By Kathryn Baxter
When I started tenth grade at a new school, a fellow student offered to show me the ropes. In those awkward moments of early adolescence, she and I grew close. Since then, we’ve never not been best friends. We have lived in different cities, states, countries and hemispheres, but we’ve always been together - if only in spirit.
I recently started thinking about what it really means to me to be a best friend.
She might tell you about the day we were in our school library and she learned difficult news. She might tell you that when she started crying, I sat at her feet and held her hands and knees, staring at her, giving her a place to look while she cried.
I would tell you that this person, my friend, was sharing her scary pain and I didn’t know what else to do but be with her, silently.

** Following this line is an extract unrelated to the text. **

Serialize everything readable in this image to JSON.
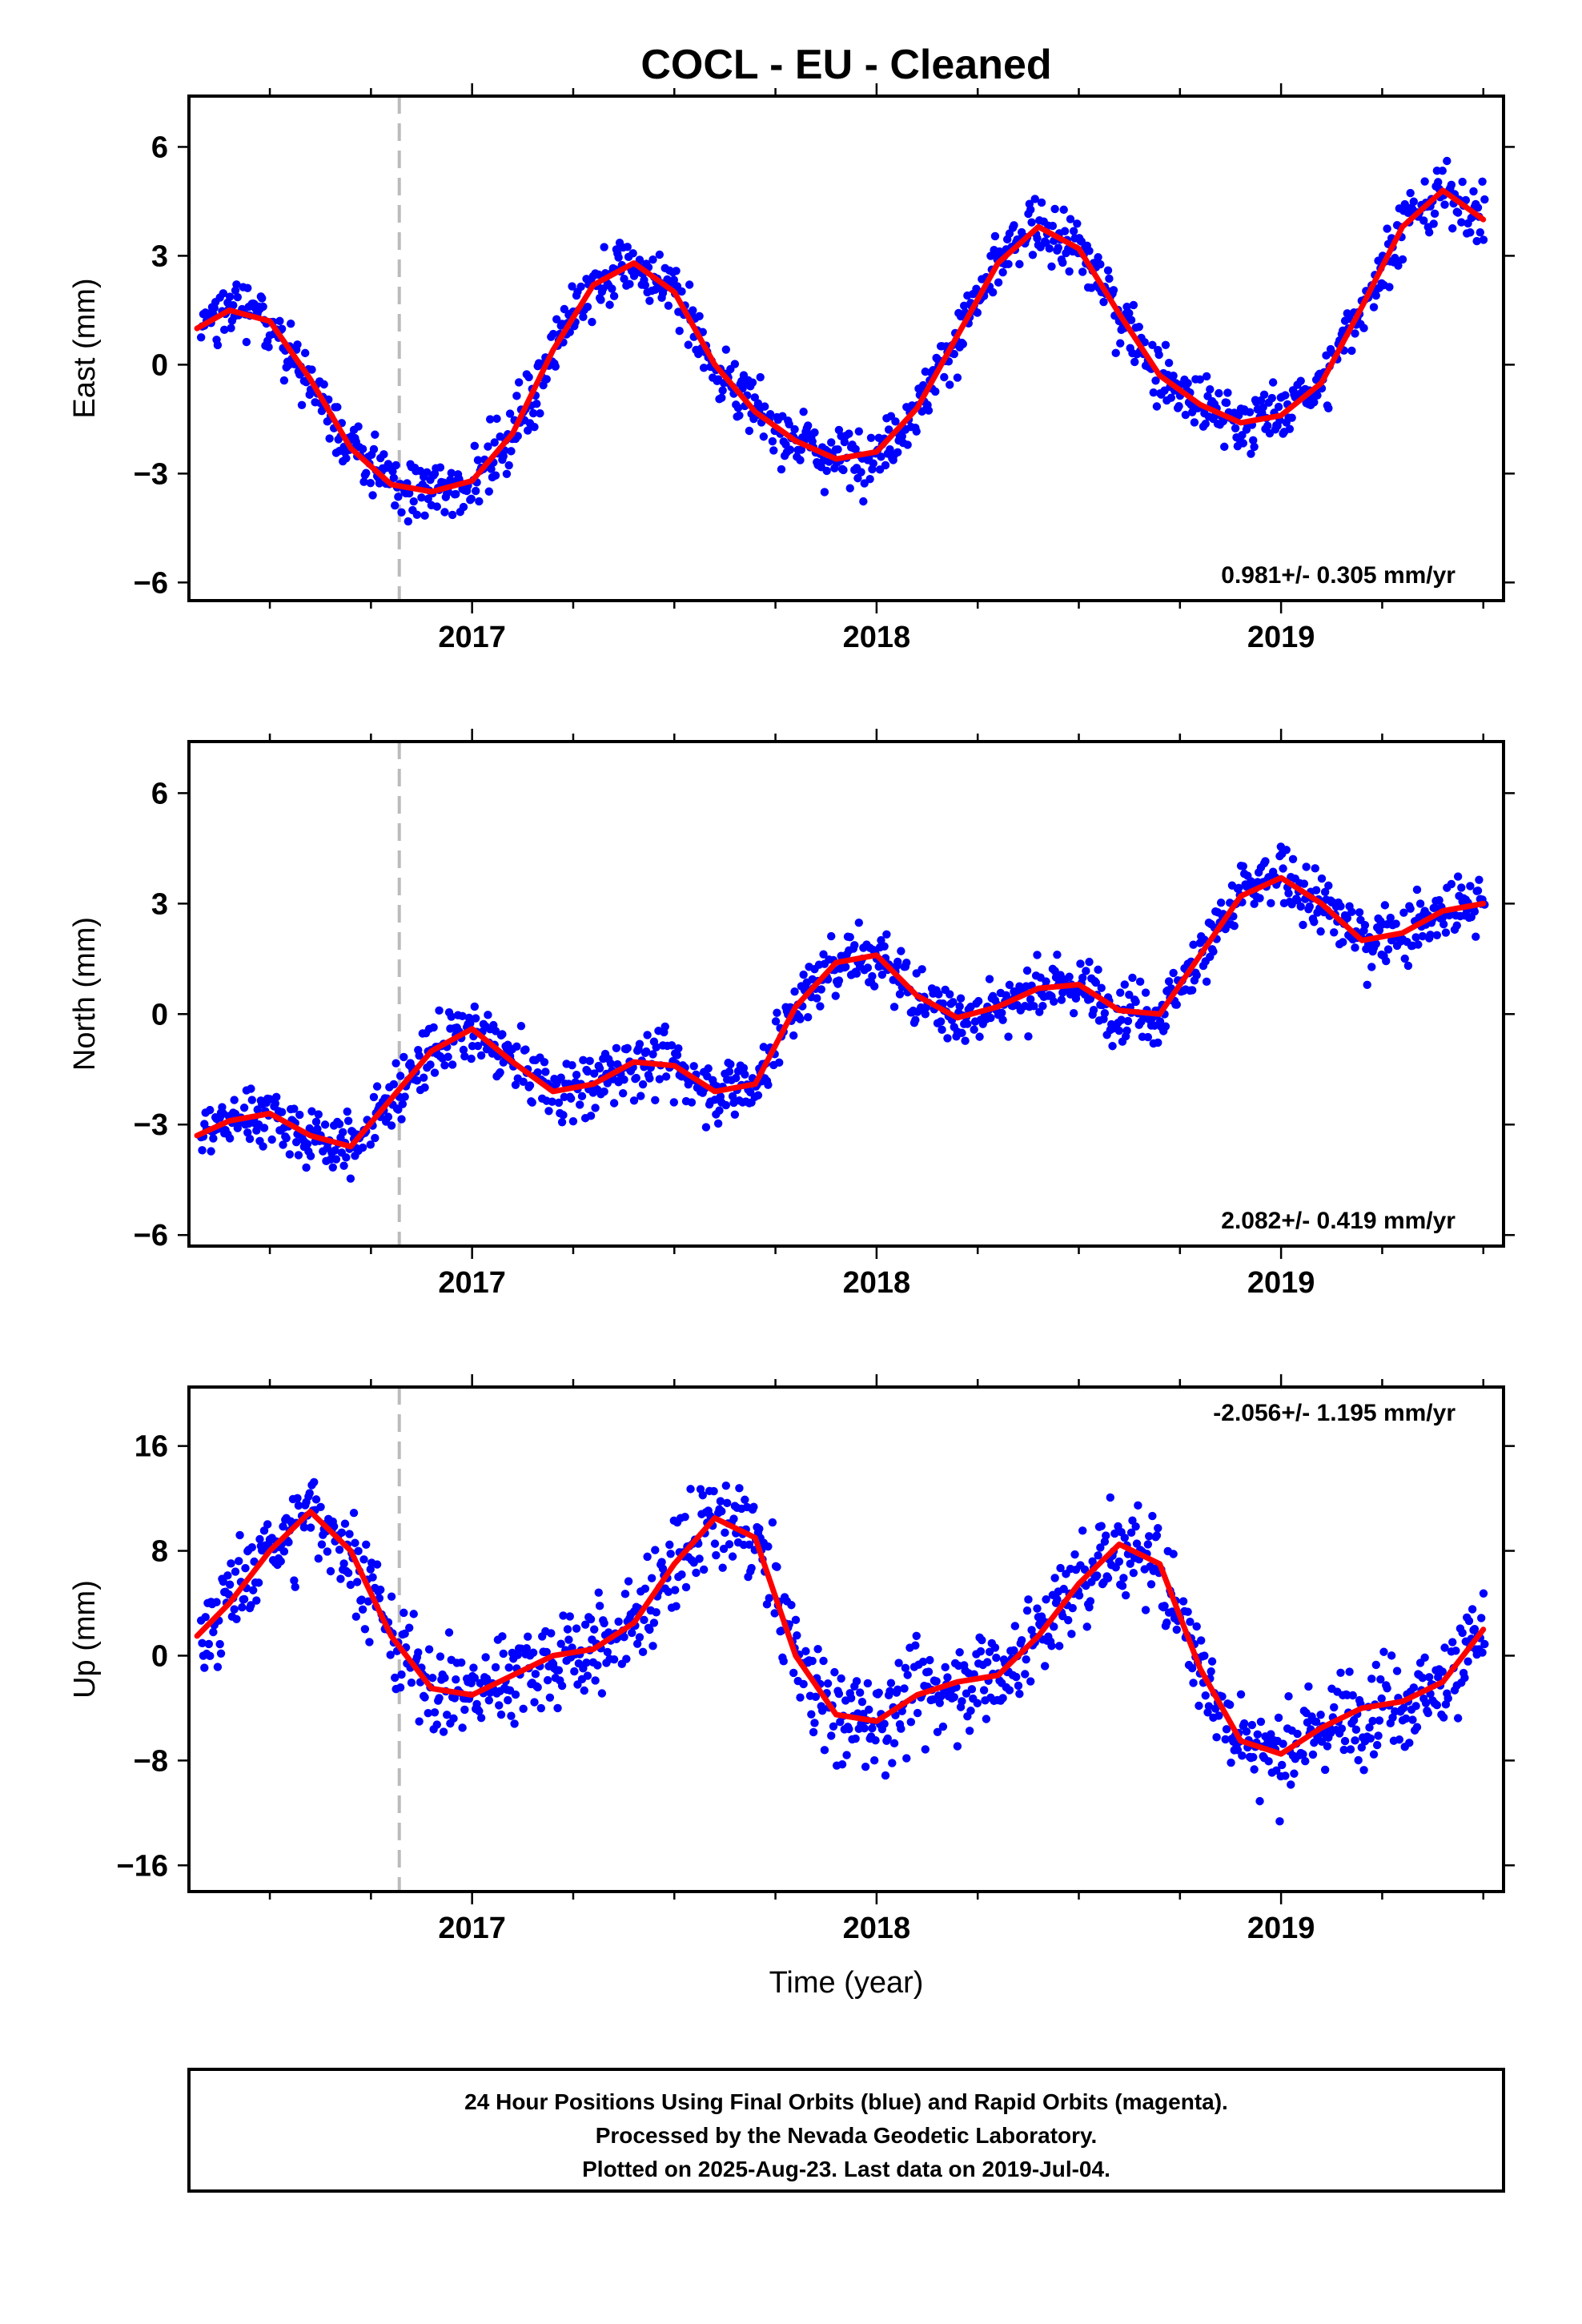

For years, we mirrored each other’s pain and fear and confusion. And joy. There was so much joy. So much love. We started calling each other a third parent. We started celebrating the anniversary of our friendship.
She crocheted me a scarf. We shared mixtapes and burned playlists. I made her collages. She shared her artwork with me. I shared my writing with her.
When we were nineteen, we imagined we could raise a child together, like a family – but different. By then we had witnessed so much together. Her mother left. My brother ran off. Her grandfather died. My mother lost her job and her home. My heart had been broken - again. Her heart had been broken - again.
When we needed advice, when we needed to be witnessed by the one person who has been there through so much, we turned to each other.
When she fell in love, her heart trembled at the thought of forever being with someone; and forever being without that someone. And she started wanting a child for real.
When she told me I would be her baby’s godmother, my eyes grew large and reflected all the light she shined onto me. I started to imagine how I would aim that reflection to a new person.
I thought of what we were like, teenagers, side-by-side. I think of how quickly her son will be the age she and I were when we first met.
Over twenty years ago, we fell into a kind of innocent love with each other and we never fell out of that love, even when we are cities and states and countries and hemispheres apart.
I feel my heartbeat, and I want her baby to fall asleep against it one day. And I count down the days to meet this brand new person coming from one of the few people I’ve known for so, so long.